The intelligentsia of Vietnam and the brightest diplomats were meeting for the first time in history but no one could stop the shelling despite the report I had just given to the lieutenant. This issue became one of the items on our agenda. No war could be won under such circumstances, but what exactly was the problem? The problem was that there was no ability to gather information, process it, and apply it in a meaningful way. Therefore, things would continue as planned regardless of attempts to supply feedback. This was a formula for disaster . . . and this is exactly what ensued.

Retrospect

When experts tried to penetrate the minds of the Nazis who were put on trial in Nuremberg, they reported the same thing again and again, "We were just following orders." This would have been true from Himmler and Eichmann all the way down to the guards at Auschwitz. However, it also has to be true of the masses of soldiers who march to their slaughter, people who are willing to kill before being killed. Is there any issue on Earth worth one's life? For the most part, people have argued that there are such issues. I might myself have agreed that if my own life can make a difference, I will risk it, even sacrifice it.

I feel I have earned the right to say this because I have taken risks in my life, but I would not jeopardize another life much less take one to serve my own agenda, and this is the difference between sanity and insanity and probably between civilization and savagery.

It is the difference between mature politicking and opportunistic advantage taking. Gandhi said that nonviolence is the path of those who believe in God, for it will not work for the faithless. He also taught that it is not an option that one uses when expedient and discards when the cost is too high. He believed that shame would ultimately bring victory to those who exhibited the higher ethic. As such, a point comes when the atrocities are of a magnitude that is so abhorrent that even the most cold-hearted and indifferent person refuses to support the offenses against the innocent.
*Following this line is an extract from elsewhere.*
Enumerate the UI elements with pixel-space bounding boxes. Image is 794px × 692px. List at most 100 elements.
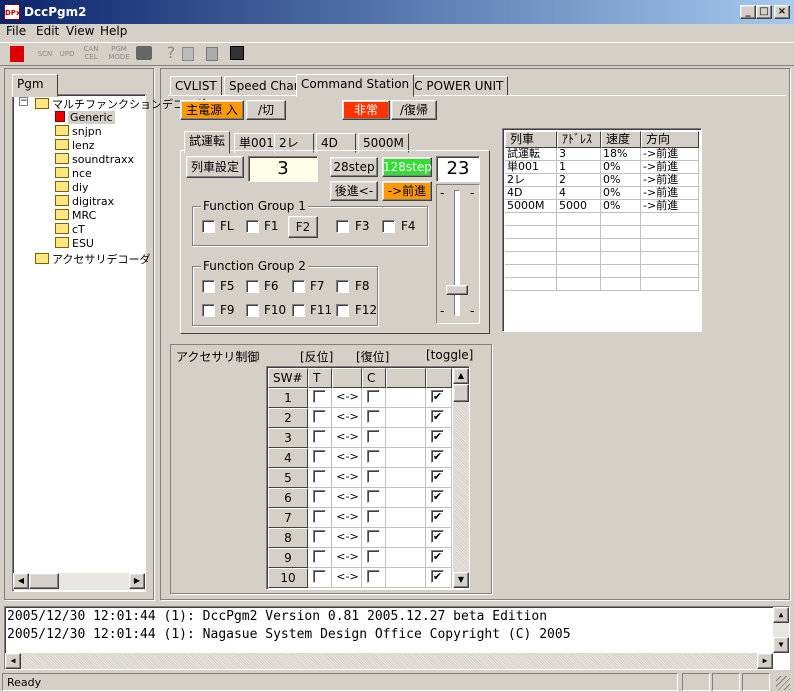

As someone who has tirelessly asked questions since the day I was born, I have also come to believe in karma, the disturbance that precipitates reactions that restore balance, reactions attended by painful lessons that once learned and implemented end the cycle of action and reaction. I am psychological enough to see parallels in what we experience as power or cooperation repeated on a macrocosmic level as predatory intentions that exploit voiceless and weak followers. On one level, we are taught that respect for all life is the key to harmonious relations with others, but we also learn that might makes right. When a large corporation drives a competitor out of business or swallows up smaller companies to enhance its dominance, the business strategies are credited with being clever and effective. We reward this behavior and elevate the perpetrators of such actions to rank and usually inordinate wealth. We fall into a blind concurrence that there are people whose labor is worth $6 an hour and those, such as surgeons, whose time is worth $6000 an hour, and those whose smoozing on the golf course is worth $60,000 an hour.

On the other end of the spectrum, we see disenfranchised people living under bridges and in squalor, and we see battered individuals going into therapy to empower themselves so that they will not be victims. Ideologically, our society is in total chaos . . . the model for harmony is entirely different than the model for achievement. Harmony is an inner state of being that can become outer IF all actions are truly consensual. This model is as applicable to the boardroom as the bedroom, but few demand the same level of respect for economic and social deeds as for courtship and marriage, and they almost never demand this of the military and elected officials. However, if the same ethics applied to all actions and were not as selective as they are now, we would have a different world . . . and my next essays will discuss these possibilities.